Ficaram um tempo se encarando sem perceber o que estavam fazendo, Sebastian ainda segurando delicadamente o pulso fino antes de balançar a cabeça e se afastar um pouco.
“O-obrigado.” Ciel queria se chutar por gaguejar e por parecer tão patético, ainda mais ao sentir um calor no rosto, enquanto o dono da loja se deliciava com o tom corado que as bochechas pálidas ganharam.
“Então muito bem. Avise-me quando acabar isso, tudo bem?”
O estudante assentiu, lambendo os lábios levemente quando seu chefe se virou, olhando para a bunda definida que estava escondida por uma camada de jeans.
“Não se preocupe com isso, ok?” Sebastian disse com um sorriso charmoso, virando-se mais uma vez e colocando alguns fios de cabelo do rapaz mais novo atrás da curva de sua orelha.

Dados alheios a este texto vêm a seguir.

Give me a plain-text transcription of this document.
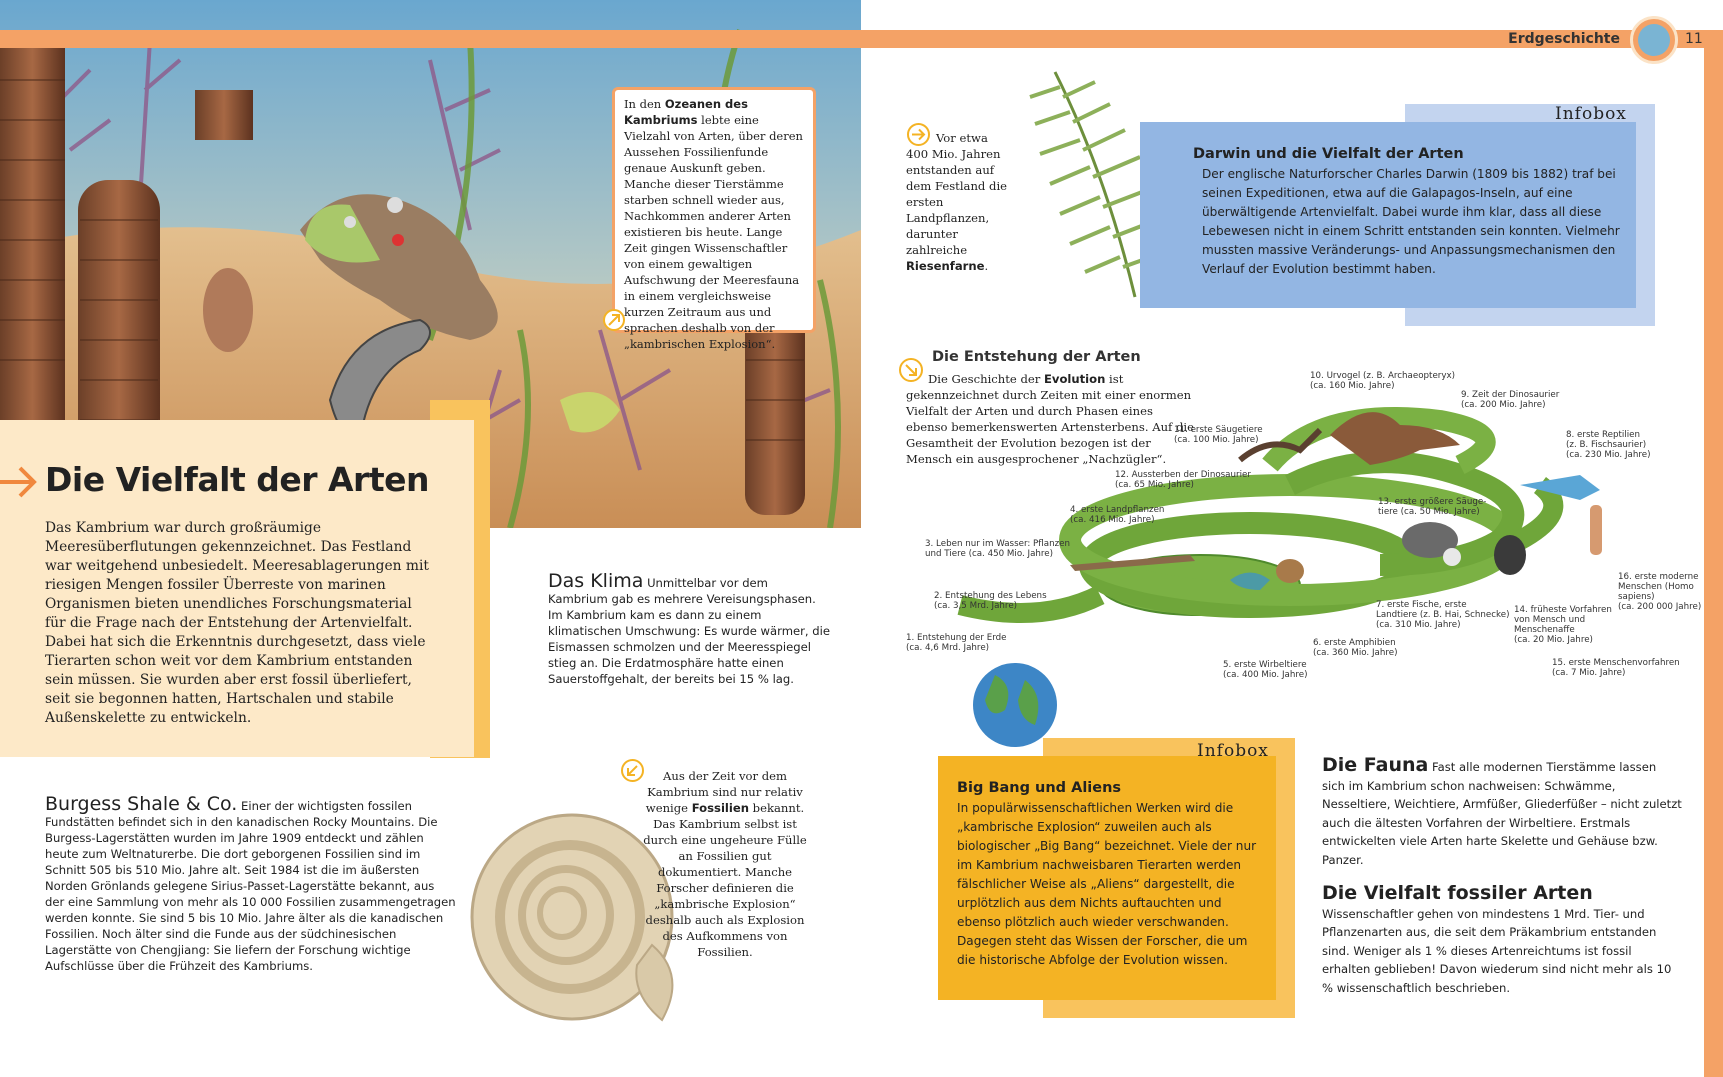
Erdgeschichte	11
Die Vielfalt der Arten
Das Kambrium war durch großräumige Meeresüberflutungen gekennzeichnet. Das Festland war weitgehend unbesiedelt. Meeresablagerungen mit riesigen Mengen fossiler Überreste von marinen Organismen bieten unendliches Forschungsmaterial für die Frage nach der Entstehung der Artenvielfalt. Dabei hat sich die Erkenntnis durchgesetzt, dass viele Tierarten schon weit vor dem Kambrium entstanden sein müssen. Sie wurden aber erst fossil überliefert, seit sie begonnen hatten, Hartschalen und stabile Außenskelette zu entwickeln.
In den Ozeanen des Kambriums lebte eine Vielzahl von Arten, über deren Aussehen Fossilienfunde genaue Auskunft geben. Manche dieser Tierstämme starben schnell wieder aus, Nachkommen anderer Arten existieren bis heute. Lange Zeit gingen Wissenschaftler von einem gewaltigen Aufschwung der Meeresfauna in einem vergleichsweise kurzen Zeitraum aus und sprachen deshalb von der „kambrischen Explosion“.
Das Klima Unmittelbar vor dem Kambrium gab es mehrere Vereisungsphasen. Im Kambrium kam es dann zu einem klimatischen Umschwung: Es wurde wärmer, die Eismassen schmolzen und der Meeresspiegel stieg an. Die Erdatmosphäre hatte einen Sauerstoffgehalt, der bereits bei 15 % lag.
Burgess Shale & Co. Einer der wichtigsten fossilen Fundstätten befindet sich in den kanadischen Rocky Mountains. Die Burgess-Lagerstätten wurden im Jahre 1909 entdeckt und zählen heute zum Weltnaturerbe. Die dort geborgenen Fossilien sind im Schnitt 505 bis 510 Mio. Jahre alt. Seit 1984 ist die im äußersten Norden Grönlands gelegene Sirius-Passet-Lagerstätte bekannt, aus der eine Sammlung von mehr als 10 000 Fossilien zusammengetragen werden konnte. Sie sind 5 bis 10 Mio. Jahre älter als die kanadischen Fossilien. Noch älter sind die Funde aus der südchinesischen Lagerstätte von Chengjiang: Sie liefern der Forschung wichtige Aufschlüsse über die Frühzeit des Kambriums.
Aus der Zeit vor dem Kambrium sind nur relativ wenige Fossilien bekannt. Das Kambrium selbst ist durch eine ungeheure Fülle an Fossilien gut dokumentiert. Manche Forscher definieren die „kambrische Explosion“ deshalb auch als Explosion des Aufkommens von Fossilien.
Vor etwa 400 Mio. Jahren entstanden auf dem Festland die ersten Landpflanzen, darunter zahlreiche Riesenfarne.
Infobox
Darwin und die Vielfalt der Arten
Der englische Naturforscher Charles Darwin (1809 bis 1882) traf bei seinen Expeditionen, etwa auf die Galapagos-Inseln, auf eine überwältigende Artenvielfalt. Dabei wurde ihm klar, dass all diese Lebewesen nicht in einem Schritt entstanden sein konnten. Vielmehr mussten massive Veränderungs- und Anpassungsmechanismen den Verlauf der Evolution bestimmt haben.
Die Entstehung der Arten
Die Geschichte der Evolution ist gekennzeichnet durch Zeiten mit einer enormen Vielfalt der Arten und durch Phasen eines ebenso bemerkenswerten Artensterbens. Auf die Gesamtheit der Evolution bezogen ist der Mensch ein ausgesprochener „Nachzügler“.
1. Entstehung der Erde
(ca. 4,6 Mrd. Jahre)
2. Entstehung des Lebens
(ca. 3,5 Mrd. Jahre)
3. Leben nur im Wasser: Pflanzen
und Tiere (ca. 450 Mio. Jahre)
4. erste Landpflanzen
(ca. 416 Mio. Jahre)
5. erste Wirbeltiere
(ca. 400 Mio. Jahre)
6. erste Amphibien
(ca. 360 Mio. Jahre)
7. erste Fische, erste
Landtiere (z. B. Hai, Schnecke)
(ca. 310 Mio. Jahre)
8. erste Reptilien
(z. B. Fischsaurier)
(ca. 230 Mio. Jahre)
9. Zeit der Dinosaurier
(ca. 200 Mio. Jahre)
10. Urvogel (z. B. Archaeopteryx)
(ca. 160 Mio. Jahre)
11. erste Säugetiere
(ca. 100 Mio. Jahre)
12. Aussterben der Dinosaurier
(ca. 65 Mio. Jahre)
13. erste größere Säuge-
tiere (ca. 50 Mio. Jahre)
14. früheste Vorfahren
von Mensch und
Menschenaffe
(ca. 20 Mio. Jahre)
15. erste Menschenvorfahren
(ca. 7 Mio. Jahre)
16. erste moderne
Menschen (Homo
sapiens)
(ca. 200 000 Jahre)
Infobox
Big Bang und Aliens
In populärwissenschaftlichen Werken wird die „kambrische Explosion“ zuweilen auch als biologischer „Big Bang“ bezeichnet. Viele der nur im Kambrium nachweisbaren Tierarten werden fälschlicher Weise als „Aliens“ dargestellt, die urplötzlich aus dem Nichts auftauchten und ebenso plötzlich auch wieder verschwanden. Dagegen steht das Wissen der Forscher, die um die historische Abfolge der Evolution wissen.
Die Fauna Fast alle modernen Tierstämme lassen sich im Kambrium schon nachweisen: Schwämme, Nesseltiere, Weichtiere, Armfüßer, Gliederfüßer – nicht zuletzt auch die ältesten Vorfahren der Wirbeltiere. Erstmals entwickelten viele Arten harte Skelette und Gehäuse bzw. Panzer.
Die Vielfalt fossiler Arten Wissenschaftler gehen von mindestens 1 Mrd. Tier- und Pflanzenarten aus, die seit dem Präkambrium entstanden sind. Weniger als 1 % dieses Artenreichtums ist fossil erhalten geblieben! Davon wiederum sind nicht mehr als 10 % wissenschaftlich beschrieben.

Ciel segurou sua respiração nos breves segundos em que isso aconteceu até seu chefe voltar ao escritório, o aroma da colônia cara do homem ainda pairando no ar e em suas narinas.
‘Porra. ’ O estudante pensou ao pressionar suas cochas uma contra a outra, para tentar controlar a ereção furiosa que implorava por atenção.
Vulgarmente, apertou-se por cima da calça em uma tentativa fútil de se controlar, lambendo os lábios e deixando um suspiro sair.
‘Preciso gozar e preciso agora. ’ Pensou consigo mesmo, arrastando os pés lentamente até o banheiro. Estava á prestes a bater na porta para checar se Finny ainda estava lá quando um som rouco lhe paralisou.
‘Mas o que?’
Encostando a orelha na porta de madeira, barulhos rápidos... Úmidos e escorregadios podiam ser ouvidos, em conjunto com uma respiração abafada e gemidos baixos e profundos.